As this report is being compiled on October 6, the December E mini is trading 2.25 points lower after making a high for the move of 1971.00. On October 2, the December S&P 500 E and E mini generated short and intermediate term sell signals. In order for these 2 signals to reverse, the low the day must be above OIA’s key pivot points for October 6 of 1980.20 for the short-term buy signal and 1963.00 for the intermediate term buy signal. Until this occurs, the market will trade sideways to lower.
Cocoa:
December cocoa lost $34.00 on volume of 22,844 contracts. Volume declined considerably from October 2 when December cocoa lost 82.00 on volume of 33,058 contracts and total open interest declined by 4,326 contracts. On October 3, total open interest declined again, this time by 2,955 contracts, which relative to volume is approximately 450% above average meaning that liquidation was off the charts heavy. During the past 3 days beginning on October 1, total open interest has declined by a massive 12,012 contracts while December cocoa has declined $244.00. As this report is being compiled on October 6, December cocoa has closed at 3,079, up 23.00.On October 2, December cocoa generated a short and intermediate term sell signal. However, we do not think the bull market in cocoa is over, but recommend against initiating new long positions. We will be following the spread action closely, and this may be the best way to trade the market without exposing portfolios to excessive risk.
Coffee:
December coffee lost 2.10 cents on volume of 25,105 contracts. Volume shrank dramatically from October 2 when December coffee advanced 8.20 cents on volume of 42,359 contracts and total open interest increased by 2,167 contracts. On October 3, total open interest increased again, this time by 2638, which relative to volume is approximately 310% above average meaning that new longs and shorts were aggressively entering the market in heavy numbers, and the shorts had the edge by driving prices lower by the end of the day.

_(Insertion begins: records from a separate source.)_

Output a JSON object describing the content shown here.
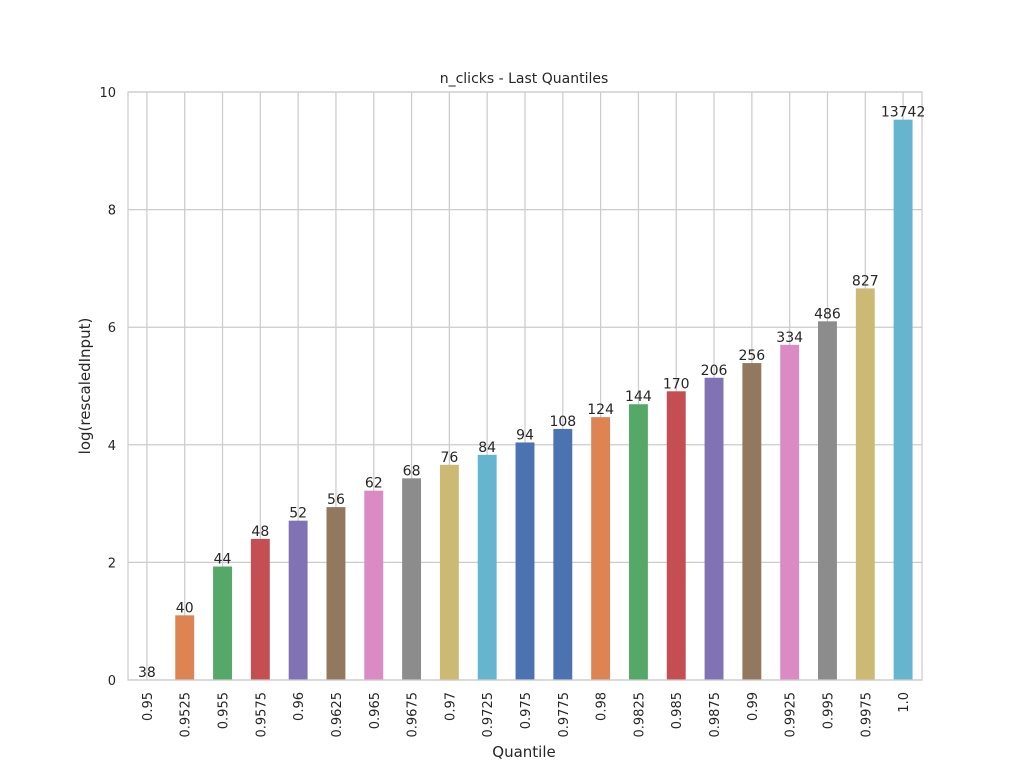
{
  "chart_data": {
    "type": "bar",
    "title": "n_clicks - Last Quantiles",
    "xlabel": "Quantile",
    "ylabel": "log(rescaledInput)",
    "ylim": [
      0,
      10
    ],
    "yticks": [
      "0",
      "2",
      "4",
      "6",
      "8",
      "10"
    ],
    "grid": true,
    "categories": [
      "0.95",
      "0.9525",
      "0.955",
      "0.9575",
      "0.96",
      "0.9625",
      "0.965",
      "0.9675",
      "0.97",
      "0.9725",
      "0.975",
      "0.9775",
      "0.98",
      "0.9825",
      "0.985",
      "0.9875",
      "0.99",
      "0.9925",
      "0.995",
      "0.9975",
      "1.0"
    ],
    "values": [
      0.0,
      1.1,
      1.93,
      2.4,
      2.71,
      2.94,
      3.22,
      3.43,
      3.66,
      3.83,
      4.04,
      4.27,
      4.47,
      4.69,
      4.91,
      5.14,
      5.39,
      5.7,
      6.1,
      6.66,
      9.53
    ],
    "bar_labels": [
      "38",
      "40",
      "44",
      "48",
      "52",
      "56",
      "62",
      "68",
      "76",
      "84",
      "94",
      "108",
      "124",
      "144",
      "170",
      "206",
      "256",
      "334",
      "486",
      "827",
      "13742"
    ],
    "colors": [
      "#4c72b0",
      "#dd8452",
      "#55a868",
      "#c44e52",
      "#8172b3",
      "#937860",
      "#da8bc3",
      "#8c8c8c",
      "#ccb974",
      "#64b5cd",
      "#4c72b0",
      "#4c72b0",
      "#dd8452",
      "#55a868",
      "#c44e52",
      "#8172b3",
      "#937860",
      "#da8bc3",
      "#8c8c8c",
      "#ccb974",
      "#64b5cd"
    ]
  }
}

However, on October 6 it is a different story with December coffee skyrocketing higher and making a new contract high of 2.2550, which takes out the April 23 contract high of 2.2260. On October 6, December coffee has closed at 2.2080, up 14.30 cents.From September 22 through October 6, December coffee has advanced every day with the exception of September 25 and October 3. The market is massively overbought, and clients should not be entering new long positions in the current environment.
In the October 5 Weekend Wrap, we discussed our recommendation of initiating a bull spread in futures: buying July 2015 coffee and selling December 2015, or March 2016 coffee. We very much like the trade, especially because it can be initiated with fairly low risk. Based upon the closing price on October 6, the July 2015 contract closed up 13.70 cents while the March contract advanced 12.65. In other words, the spread continues to widen, and we think this is just the beginning. We think it is realistic that coffee will take out the May 2011 high Of 3.0625. If this occurs, the spread will widen considerably.